OSSAJ Jaxer Presentation

On September 5th 2019 I was able to give my first live seminar for Jaxer hosted by OSSAJ. This was my first time presenting for an what was supposed to be an hour long seminar. In terms of presentation style I think the most important aspect is to relax, and I think I was able to do that better during the Q&A session.

The other aspects to improve on is that my Japanese has actually gotten progressively worse while living in the country over the last ten years. So I should probably either mix in some Enligsh or spending more time to prepare verbally for a presentation. And then on the recording side of things, the video is going in and out of focus and there is a lot of noise in the audio. So what I might do is set up a cell phone on a tripod and then use my Yeti microphone to try and capture the sound.

For the presentation itself I tried to pick something that exists that is the closest representation of how Jaxer is structured. And I chose AWS server-less design approach. I think people like to use the server-less approach is it means that more time can be focused into client development, as authentication is managed before getting through the application, and data manipulation takes place via what are client API’s. So the developer doesn’t have to think about programming on the client, writing an Ajax request, writing application to handle the request, make a query with the database, return the request and then update the client UI.
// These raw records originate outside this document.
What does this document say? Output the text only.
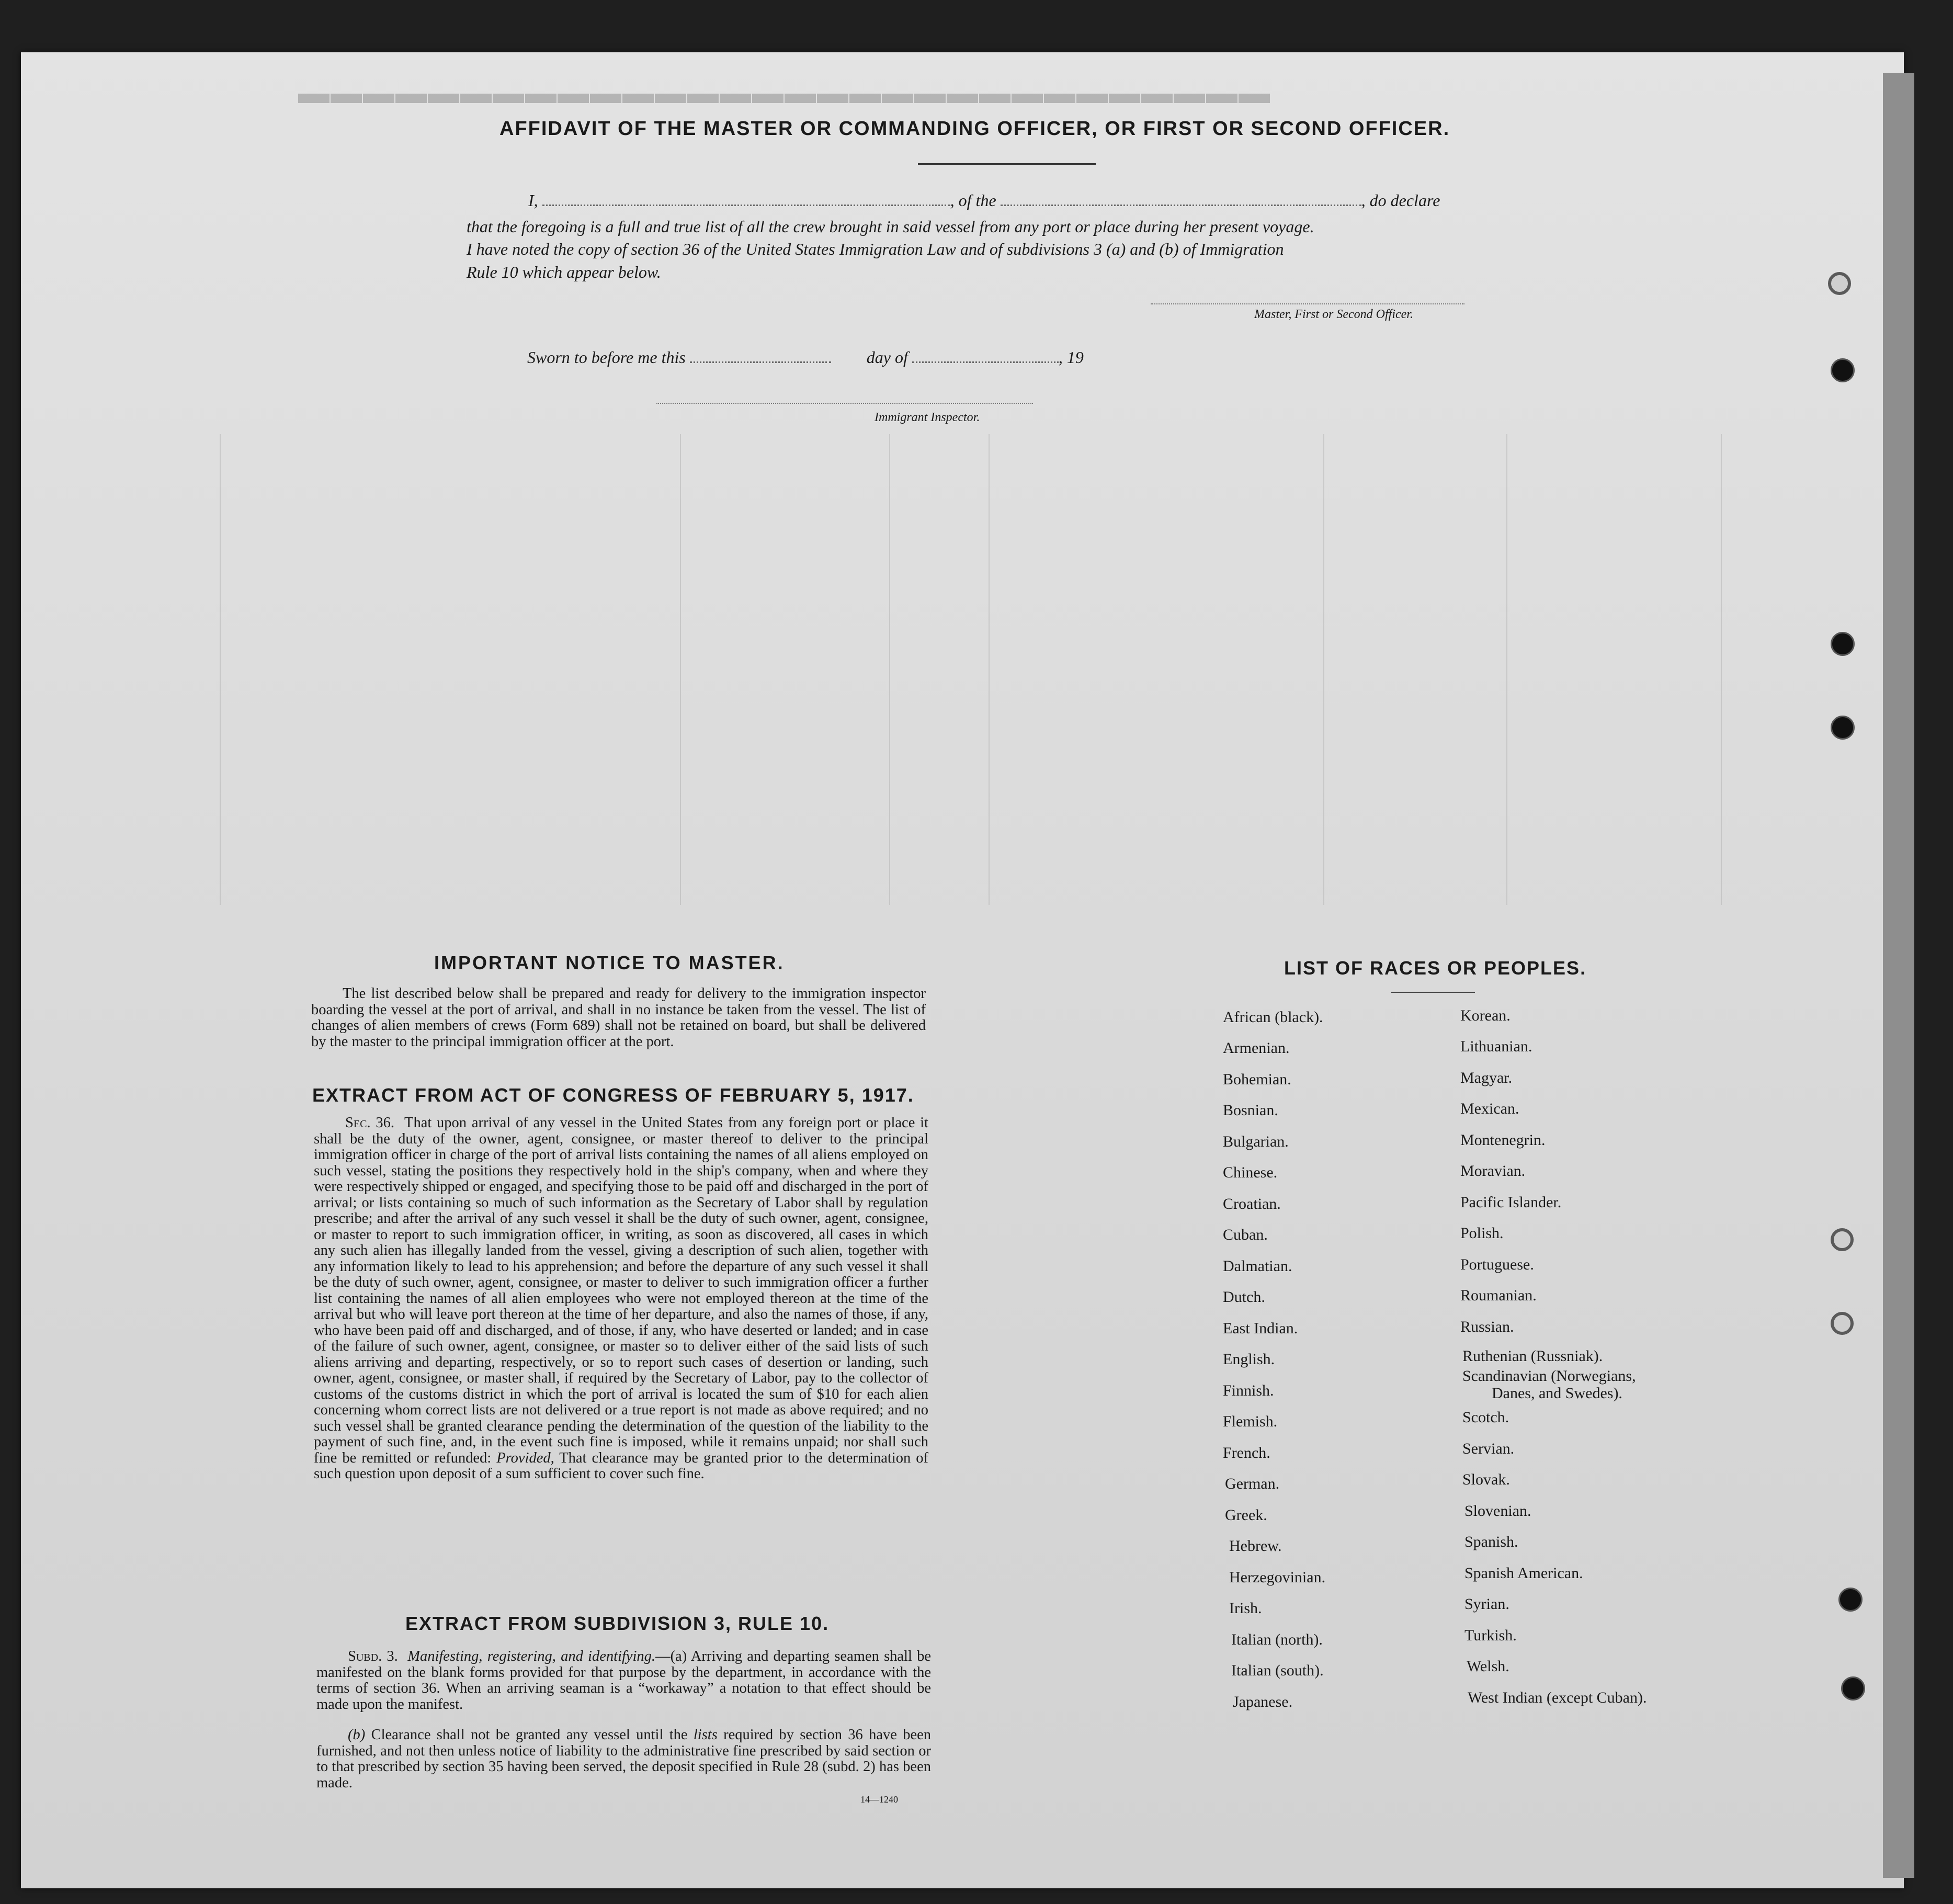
▬▬▬▬▬▬▬▬▬▬▬▬▬▬▬▬▬▬▬▬▬▬▬▬▬▬▬▬▬▬
AFFIDAVIT OF THE MASTER OR COMMANDING OFFICER, OR FIRST OR SECOND OFFICER.
I,	, of the	, do declare
that the foregoing is a full and true list of all the crew brought in said vessel from any port or place during her present voyage.
I have noted the copy of section 36 of the United States Immigration Law and of subdivisions 3 (a) and (b) of Immigration
Rule 10 which appear below.
Master, First or Second Officer.
Sworn to before me this	day of	, 19
Immigrant Inspector.
IMPORTANT NOTICE TO MASTER.
The list described below shall be prepared and ready for delivery to the immigration inspector boarding the vessel at the port of arrival, and shall in no instance be taken from the vessel. The list of changes of alien members of crews (Form 689) shall not be retained on board, but shall be delivered by the master to the principal immigration officer at the port.
EXTRACT FROM ACT OF CONGRESS OF FEBRUARY 5, 1917.
Sec. 36. That upon arrival of any vessel in the United States from any foreign port or place it shall be the duty of the owner, agent, consignee, or master thereof to deliver to the principal immigration officer in charge of the port of arrival lists containing the names of all aliens employed on such vessel, stating the positions they respectively hold in the ship's company, when and where they were respectively shipped or engaged, and specifying those to be paid off and discharged in the port of arrival; or lists containing so much of such information as the Secretary of Labor shall by regulation prescribe; and after the arrival of any such vessel it shall be the duty of such owner, agent, consignee, or master to report to such immigration officer, in writing, as soon as discovered, all cases in which any such alien has illegally landed from the vessel, giving a description of such alien, together with any information likely to lead to his apprehension; and before the departure of any such vessel it shall be the duty of such owner, agent, consignee, or master to deliver to such immigration officer a further list containing the names of all alien employees who were not employed thereon at the time of the arrival but who will leave port thereon at the time of her departure, and also the names of those, if any, who have been paid off and discharged, and of those, if any, who have deserted or landed; and in case of the failure of such owner, agent, consignee, or master so to deliver either of the said lists of such aliens arriving and departing, respectively, or so to report such cases of desertion or landing, such owner, agent, consignee, or master shall, if required by the Secretary of Labor, pay to the collector of customs of the customs district in which the port of arrival is located the sum of $10 for each alien concerning whom correct lists are not delivered or a true report is not made as above required; and no such vessel shall be granted clearance pending the determination of the question of the liability to the payment of such fine, and, in the event such fine is imposed, while it remains unpaid; nor shall such fine be remitted or refunded: Provided, That clearance may be granted prior to the determination of such question upon deposit of a sum sufficient to cover such fine.
EXTRACT FROM SUBDIVISION 3, RULE 10.
Subd. 3. Manifesting, registering, and identifying.—(a) Arriving and departing seamen shall be manifested on the blank forms provided for that purpose by the department, in accordance with the terms of section 36. When an arriving seaman is a “workaway” a notation to that effect should be made upon the manifest.
(b) Clearance shall not be granted any vessel until the lists required by section 36 have been furnished, and not then unless notice of liability to the administrative fine prescribed by said section or to that prescribed by section 35 having been served, the deposit specified in Rule 28 (subd. 2) has been made.
14—1240
LIST OF RACES OR PEOPLES.
African (black).
Armenian.
Bohemian.
Bosnian.
Bulgarian.
Chinese.
Croatian.
Cuban.
Dalmatian.
Dutch.
East Indian.
English.
Finnish.
Flemish.
French.
German.
Greek.
Hebrew.
Herzegovinian.
Irish.
Italian (north).
Italian (south).
Japanese.
Korean.
Lithuanian.
Magyar.
Mexican.
Montenegrin.
Moravian.
Pacific Islander.
Polish.
Portuguese.
Roumanian.
Russian.
Ruthenian (Russniak).
Scandinavian (Norwegians,
Danes, and Swedes).
Scotch.
Servian.
Slovak.
Slovenian.
Spanish.
Spanish American.
Syrian.
Turkish.
Welsh.
West Indian (except Cuban).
And while the approach is simple, it’s because a lot of infrastructure is in place for the developers to work on one specific application of implementation. When writing an application from scratch there are going to be changes to the data structure, rewrites, and a certain amount of trial and error that takes place before the vision of the application starts to take shape and reach a stable end-user version.

It’s this development cycle where Jaxer really shines. You can declare scripts to be runat the server or as a server-proxy, and Jaxer will automatically create server callbacks for functions that are defined as server-proxy. When the server-proxy functions are called, Jaxer will take the arguments, parse them into a JSON string, send the JSON string to the server, parse the JSON, resolve which function needs to be called, pass the arguments into the function, and then take the return value, serialize it to JSON, return it to the client, and then return that value from the client function.

The whole process isn’t dramatically different from the flow of other server-side languages as the fundamentals of http-requests still apply to all of them. The difference is that it does these functions in a way that makes provides a seamless programming environment between the client and the server. You can write a client function that calls the server, and then write a function that queries data from the database, returns it and then continue writing code like nothing ever happened.

In comparison to even a simple language like PHP, where if you need to get information from the server, you will need to write an Ajax request, and then decide how you will send the information to the server. Then even for a simple language, you will have to change the syntax and thinking to server code to interact with the database, return the value, parse the value on the client, and then decide on how you want to handle it. For people who write code like this a lot it’s likely separate nature, or for companies who separate front-end and back-end it might not be too much of a consideration.

But in practical application environment that Jaxer provides makes full-stack development much faster for small teams as you do not have to change gears when writing. You write on the client, you write on the server and then you’re back on the client again. And if you need to change something, you can edit the various functions using extremely similar Javascript syntax, you reload the page and you can continue working. So it’s a really robust approach that reacts to changes quickly, and as an added side bonus, because Jaxer parses the scripts when the page is reloaded, it makes it more difficult for the client and server to become de-synced with the data they are expected to receive.

The full seminar is an hour long. So I will be splitting off the Q&A section into its own thirty minute video and I will upload that, and provide background commentary it its own blog post.